Para Leonardo Tristão, CEO da Performa_IT, a mudança é estrutural. “O que antes dependia de horas de análise humana pode agora ser acelerado por algoritmos que comparam milhares de exames em segundos e apontam padrões que escapam ao olhar humano.”
Ele reforça que a IA não substitui médicos, mas amplia sua capacidade. “A decisão final sempre será do médico. Empatia e julgamento clínico não se automatizam. Vemos a IA como um copiloto que aumenta a precisão e abre espaço para um atendimento mais rápido e humano.”
Entre as aplicações mais relevantes estão triagens automatizadas, diagnósticos mais assertivos e gestão inteligente de recursos, incluindo previsão de demanda de leitos e monitoramento remoto de pacientes crônicos. Mas os desafios são significativos.
“Faltam infraestrutura digital, padronização de dados e capacitação de profissionais para usar e avaliar as ferramentas de forma crítica”, alerta Tristão.
Dr. Marcelo Silva, especialista em saúde pública, concorda que o SUS tem condições de se adaptar, mas pede cautela. “Tudo deve ser feito com muito cuidado. É preciso entender a ética por trás da adoção e avaliar o real ganho para a população.
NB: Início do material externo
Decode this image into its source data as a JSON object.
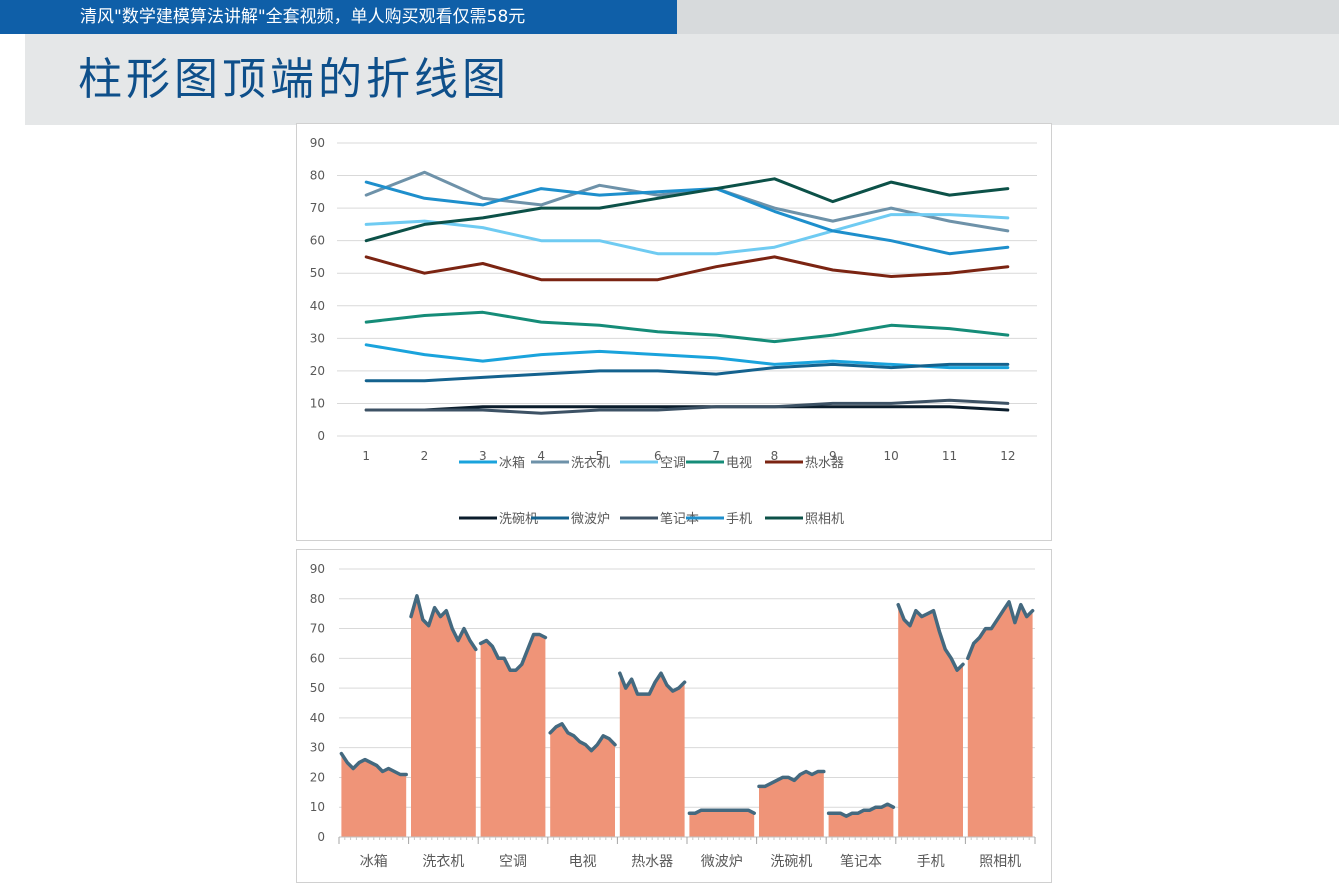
{
  "header": {
    "banner_text": "清风\"数学建模算法讲解\"全套视频，单人购买观看仅需58元",
    "banner_color": "#0f5fa8",
    "title": "柱形图顶端的折线图",
    "title_color": "#0e4f8a"
  },
  "chart_data": [
    {
      "type": "line",
      "x": [
        1,
        2,
        3,
        4,
        5,
        6,
        7,
        8,
        9,
        10,
        11,
        12
      ],
      "ylim": [
        0,
        90
      ],
      "yticks": [
        0,
        10,
        20,
        30,
        40,
        50,
        60,
        70,
        80,
        90
      ],
      "grid": true,
      "legend_position": "bottom",
      "series": [
        {
          "name": "冰箱",
          "color": "#1aa3dc",
          "values": [
            28,
            25,
            23,
            25,
            26,
            25,
            24,
            22,
            23,
            22,
            21,
            21
          ]
        },
        {
          "name": "洗衣机",
          "color": "#6e92a9",
          "values": [
            74,
            81,
            73,
            71,
            77,
            74,
            76,
            70,
            66,
            70,
            66,
            63
          ]
        },
        {
          "name": "空调",
          "color": "#6fcbf2",
          "values": [
            65,
            66,
            64,
            60,
            60,
            56,
            56,
            58,
            63,
            68,
            68,
            67
          ]
        },
        {
          "name": "电视",
          "color": "#158c78",
          "values": [
            35,
            37,
            38,
            35,
            34,
            32,
            31,
            29,
            31,
            34,
            33,
            31
          ]
        },
        {
          "name": "热水器",
          "color": "#7b2412",
          "values": [
            55,
            50,
            53,
            48,
            48,
            48,
            52,
            55,
            51,
            49,
            50,
            52
          ]
        },
        {
          "name": "洗碗机",
          "color": "#0b1d2c",
          "values": [
            8,
            8,
            9,
            9,
            9,
            9,
            9,
            9,
            9,
            9,
            9,
            8
          ]
        },
        {
          "name": "微波炉",
          "color": "#14628e",
          "values": [
            17,
            17,
            18,
            19,
            20,
            20,
            19,
            21,
            22,
            21,
            22,
            22
          ]
        },
        {
          "name": "笔记本",
          "color": "#3d5265",
          "values": [
            8,
            8,
            8,
            7,
            8,
            8,
            9,
            9,
            10,
            10,
            11,
            10
          ]
        },
        {
          "name": "手机",
          "color": "#1e8fcc",
          "values": [
            78,
            73,
            71,
            76,
            74,
            75,
            76,
            69,
            63,
            60,
            56,
            58
          ]
        },
        {
          "name": "照相机",
          "color": "#0c5148",
          "values": [
            60,
            65,
            67,
            70,
            70,
            73,
            76,
            79,
            72,
            78,
            74,
            76
          ]
        }
      ]
    },
    {
      "type": "bar",
      "categories": [
        "冰箱",
        "洗衣机",
        "空调",
        "电视",
        "热水器",
        "微波炉",
        "洗碗机",
        "笔记本",
        "手机",
        "照相机"
      ],
      "ylim": [
        0,
        90
      ],
      "yticks": [
        0,
        10,
        20,
        30,
        40,
        50,
        60,
        70,
        80,
        90
      ],
      "grid": true,
      "area_color": "#ef9478",
      "line_color": "#44697f",
      "series": [
        {
          "values": [
            28,
            25,
            23,
            25,
            26,
            25,
            24,
            22,
            23,
            22,
            21,
            21
          ]
        },
        {
          "values": [
            74,
            81,
            73,
            71,
            77,
            74,
            76,
            70,
            66,
            70,
            66,
            63
          ]
        },
        {
          "values": [
            65,
            66,
            64,
            60,
            60,
            56,
            56,
            58,
            63,
            68,
            68,
            67
          ]
        },
        {
          "values": [
            35,
            37,
            38,
            35,
            34,
            32,
            31,
            29,
            31,
            34,
            33,
            31
          ]
        },
        {
          "values": [
            55,
            50,
            53,
            48,
            48,
            48,
            52,
            55,
            51,
            49,
            50,
            52
          ]
        },
        {
          "values": [
            8,
            8,
            9,
            9,
            9,
            9,
            9,
            9,
            9,
            9,
            9,
            8
          ]
        },
        {
          "values": [
            17,
            17,
            18,
            19,
            20,
            20,
            19,
            21,
            22,
            21,
            22,
            22
          ]
        },
        {
          "values": [
            8,
            8,
            8,
            7,
            8,
            8,
            9,
            9,
            10,
            10,
            11,
            10
          ]
        },
        {
          "values": [
            78,
            73,
            71,
            76,
            74,
            75,
            76,
            69,
            63,
            60,
            56,
            58
          ]
        },
        {
          "values": [
            60,
            65,
            67,
            70,
            70,
            73,
            76,
            79,
            72,
            78,
            74,
            76
          ]
        }
      ]
    }
  ]
}
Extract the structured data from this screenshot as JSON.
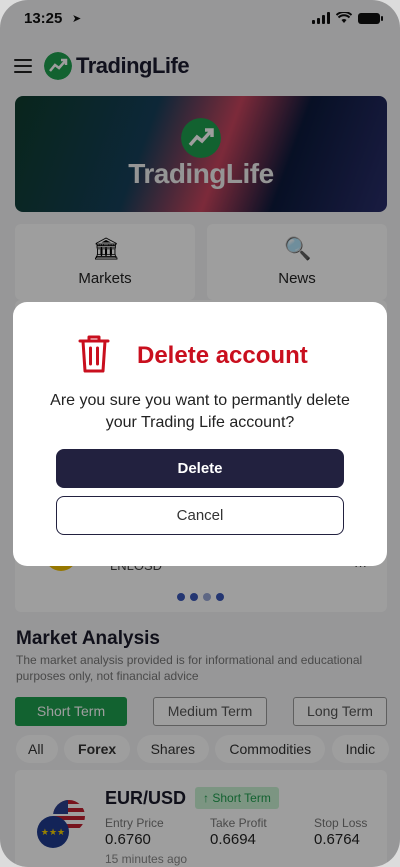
{
  "status_bar": {
    "time": "13:25"
  },
  "app": {
    "logo_text": "TradingLife"
  },
  "banner": {
    "text": "TradingLife"
  },
  "tiles": [
    {
      "label": "Markets",
      "icon": "bank-icon"
    },
    {
      "label": "News",
      "icon": "news-search-icon"
    }
  ],
  "behind": {
    "pair": "LNLOSD",
    "value": "···"
  },
  "carousel": {
    "dots": 4,
    "active": 2
  },
  "market_analysis": {
    "title": "Market Analysis",
    "description": "The market analysis provided is for informational and educational purposes only, not financial advice",
    "terms": [
      {
        "label": "Short Term",
        "active": true
      },
      {
        "label": "Medium Term",
        "active": false
      },
      {
        "label": "Long Term",
        "active": false
      }
    ],
    "categories": [
      {
        "label": "All"
      },
      {
        "label": "Forex",
        "active": true
      },
      {
        "label": "Shares"
      },
      {
        "label": "Commodities"
      },
      {
        "label": "Indic"
      }
    ]
  },
  "signal": {
    "pair": "EUR/USD",
    "badge": "Short Term",
    "columns": [
      {
        "label": "Entry Price",
        "value": "0.6760"
      },
      {
        "label": "Take Profit",
        "value": "0.6694"
      },
      {
        "label": "Stop Loss",
        "value": "0.6764"
      }
    ],
    "time_ago": "15 minutes ago"
  },
  "modal": {
    "title": "Delete account",
    "message": "Are you sure you want to permantly delete your Trading Life account?",
    "delete_label": "Delete",
    "cancel_label": "Cancel"
  },
  "colors": {
    "brand_green": "#1e9e4e",
    "danger_red": "#c90f1e",
    "dark_button": "#22213f"
  }
}
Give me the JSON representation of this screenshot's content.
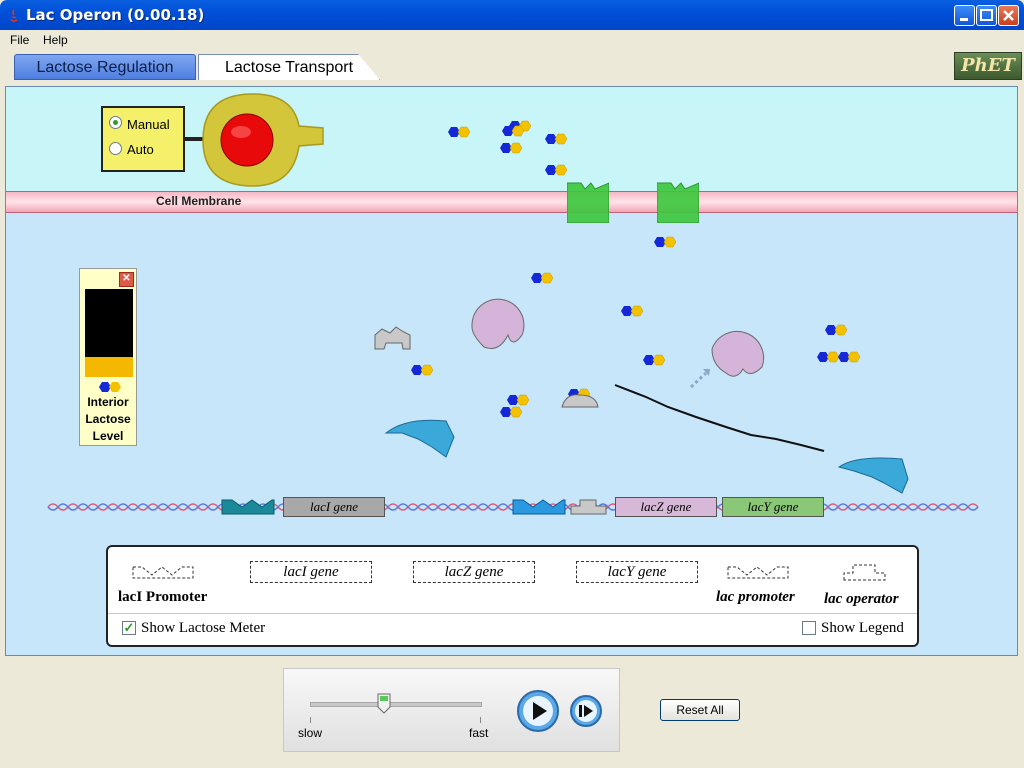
{
  "window": {
    "title": "Lac Operon (0.00.18)"
  },
  "menu": {
    "file": "File",
    "help": "Help"
  },
  "tabs": {
    "tab1": "Lactose Regulation",
    "tab2": "Lactose Transport"
  },
  "logo": "PhET",
  "cell": {
    "membrane_label": "Cell Membrane"
  },
  "mode": {
    "manual_label": "Manual",
    "auto_label": "Auto",
    "selected": "Manual"
  },
  "meter": {
    "line1": "Interior",
    "line2": "Lactose",
    "line3": "Level",
    "close": "✕"
  },
  "dna": {
    "laci_gene": "lacI gene",
    "lacz_gene": "lacZ gene",
    "lacy_gene": "lacY gene"
  },
  "legend": {
    "laci_promoter": "lacI Promoter",
    "laci_gene": "lacI gene",
    "lacz_gene": "lacZ gene",
    "lacy_gene": "lacY gene",
    "lac_promoter": "lac promoter",
    "lac_operator": "lac operator",
    "show_meter": "Show Lactose Meter",
    "show_meter_checked": true,
    "show_legend": "Show Legend",
    "show_legend_checked": false
  },
  "controls": {
    "slow": "slow",
    "fast": "fast",
    "reset": "Reset All"
  },
  "colors": {
    "glucose": "#1428D8",
    "galactose": "#F2C200",
    "transporter": "#3CC83C",
    "dna_red": "#E05A7A",
    "dna_blue": "#5A7AE0"
  }
}
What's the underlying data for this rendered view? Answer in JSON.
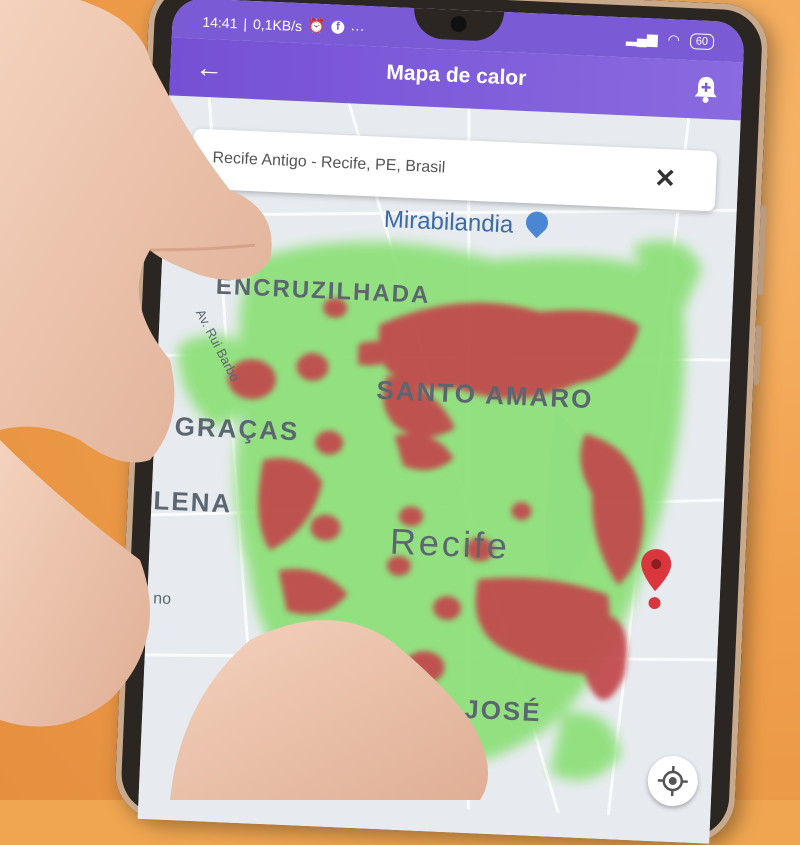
{
  "status": {
    "time": "14:41",
    "speed": "0,1KB/s",
    "battery": "60"
  },
  "appbar": {
    "title": "Mapa de calor",
    "back_icon": "arrow-left-icon",
    "action_icon": "bell-plus-icon"
  },
  "search": {
    "value": "Recife Antigo - Recife, PE, Brasil",
    "clear_icon": "close-icon"
  },
  "map": {
    "labels": {
      "poi": "Mirabilandia",
      "encruzilhada": "ENCRUZILHADA",
      "santo_amaro": "SANTO AMARO",
      "gracas": "GRAÇAS",
      "lena": "LENA",
      "recife": "Recife",
      "sao_jose": "SÃO JOSÉ",
      "street": "Av. Rui Barbo",
      "partial": "no"
    },
    "heat_colors": {
      "low": "#8ee07a",
      "high": "#c2464b"
    },
    "location_button_icon": "my-location-icon",
    "marker_icon": "map-pin-icon"
  }
}
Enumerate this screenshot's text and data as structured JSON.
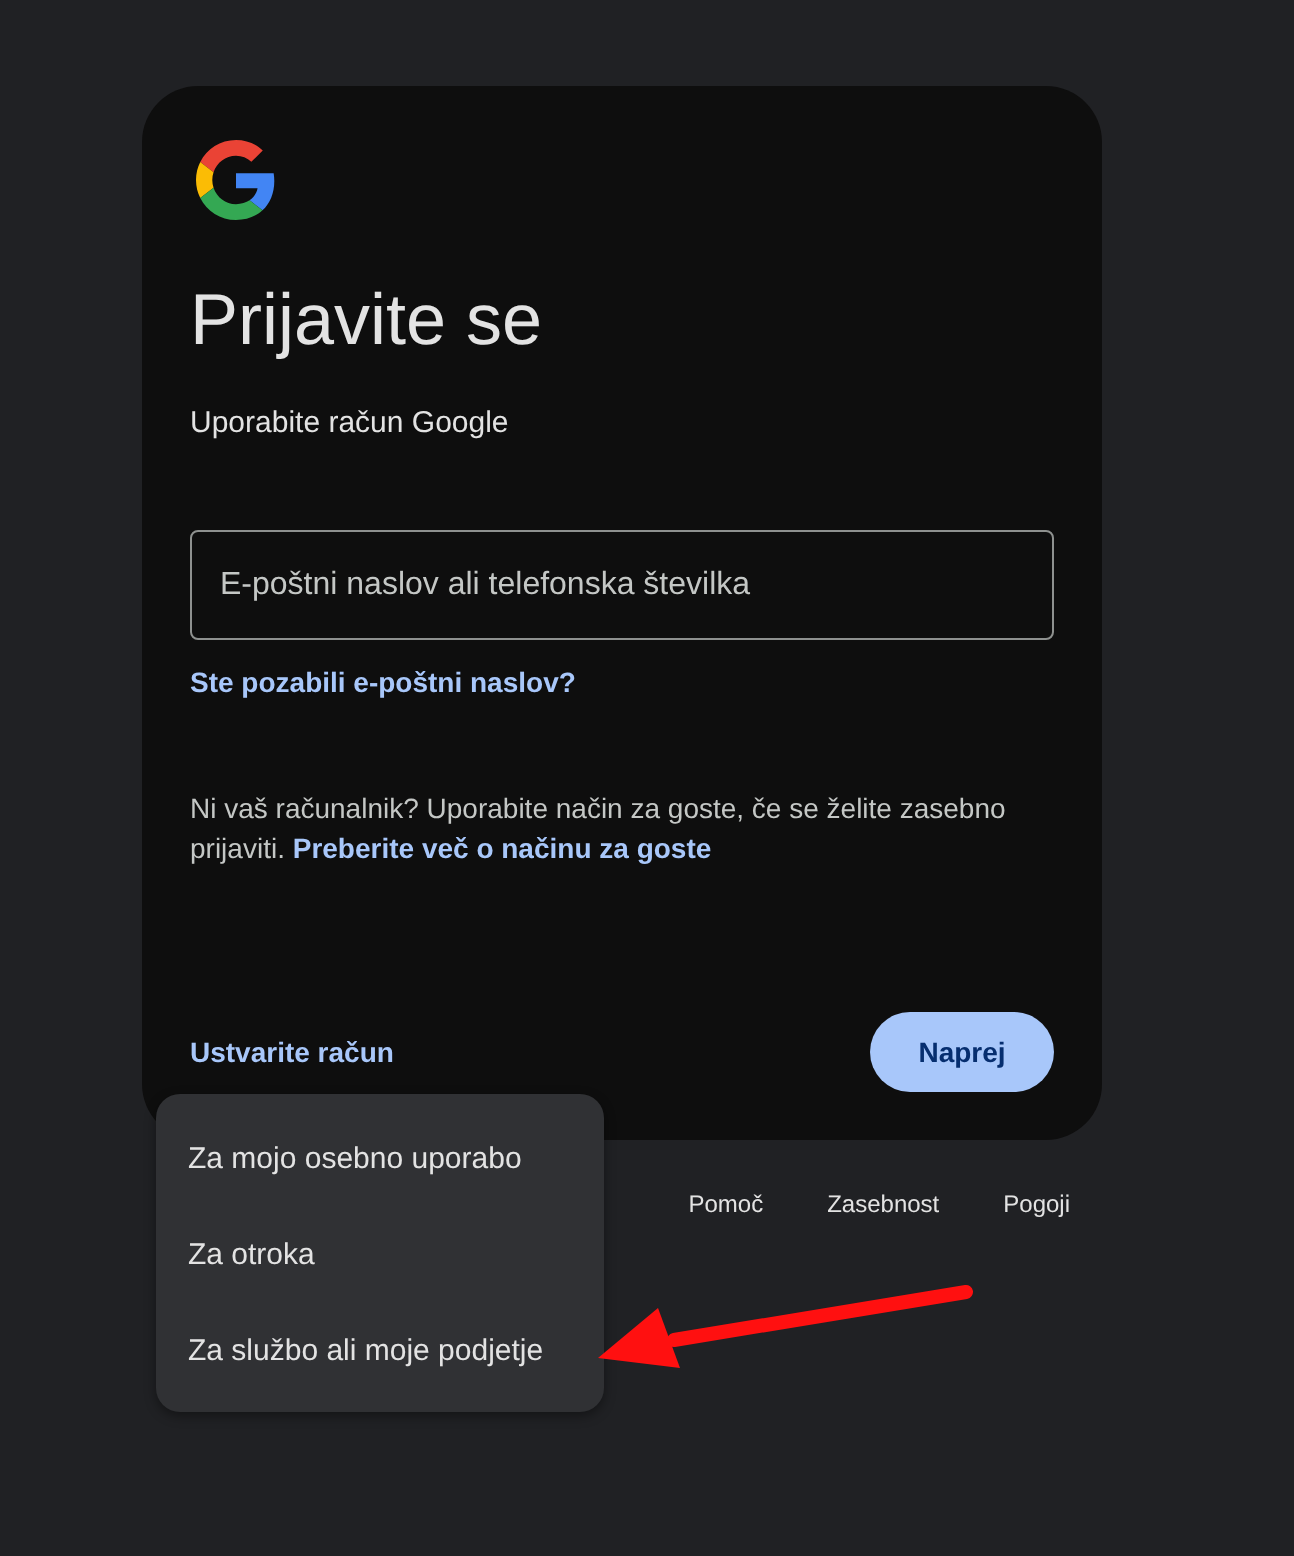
{
  "title": "Prijavite se",
  "subtitle": "Uporabite račun Google",
  "email_field": {
    "placeholder": "E-poštni naslov ali telefonska številka"
  },
  "forgot_link": "Ste pozabili e-poštni naslov?",
  "guest_notice": {
    "text": "Ni vaš računalnik? Uporabite način za goste, če se želite zasebno prijaviti.",
    "link": "Preberite več o načinu za goste"
  },
  "create_account_link": "Ustvarite račun",
  "next_button": "Naprej",
  "account_menu": {
    "items": [
      {
        "label": "Za mojo osebno uporabo"
      },
      {
        "label": "Za otroka"
      },
      {
        "label": "Za službo ali moje podjetje"
      }
    ]
  },
  "footer_links": [
    "Pomoč",
    "Zasebnost",
    "Pogoji"
  ]
}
O risco e o benefício devem ser considerados para evitar problemas de saúde pública.”
Ele também destaca o impacto na relação médico-paciente. “A IA pode tanto humanizar quanto desumanizar. Se assumir tarefas burocráticas, libera tempo para o médico cuidar do paciente. Mas se substituir o contato direto, desumaniza.”
Apesar da resistência cultural, especialistas acreditam que a adoção será gradual, como ocorreu com outras tecnologias médicas. A questão agora não é se a IA vai ocupar espaço no SUS, mas como equilibrar inovação, ética e humanização no maior sistema público de saúde do mundo.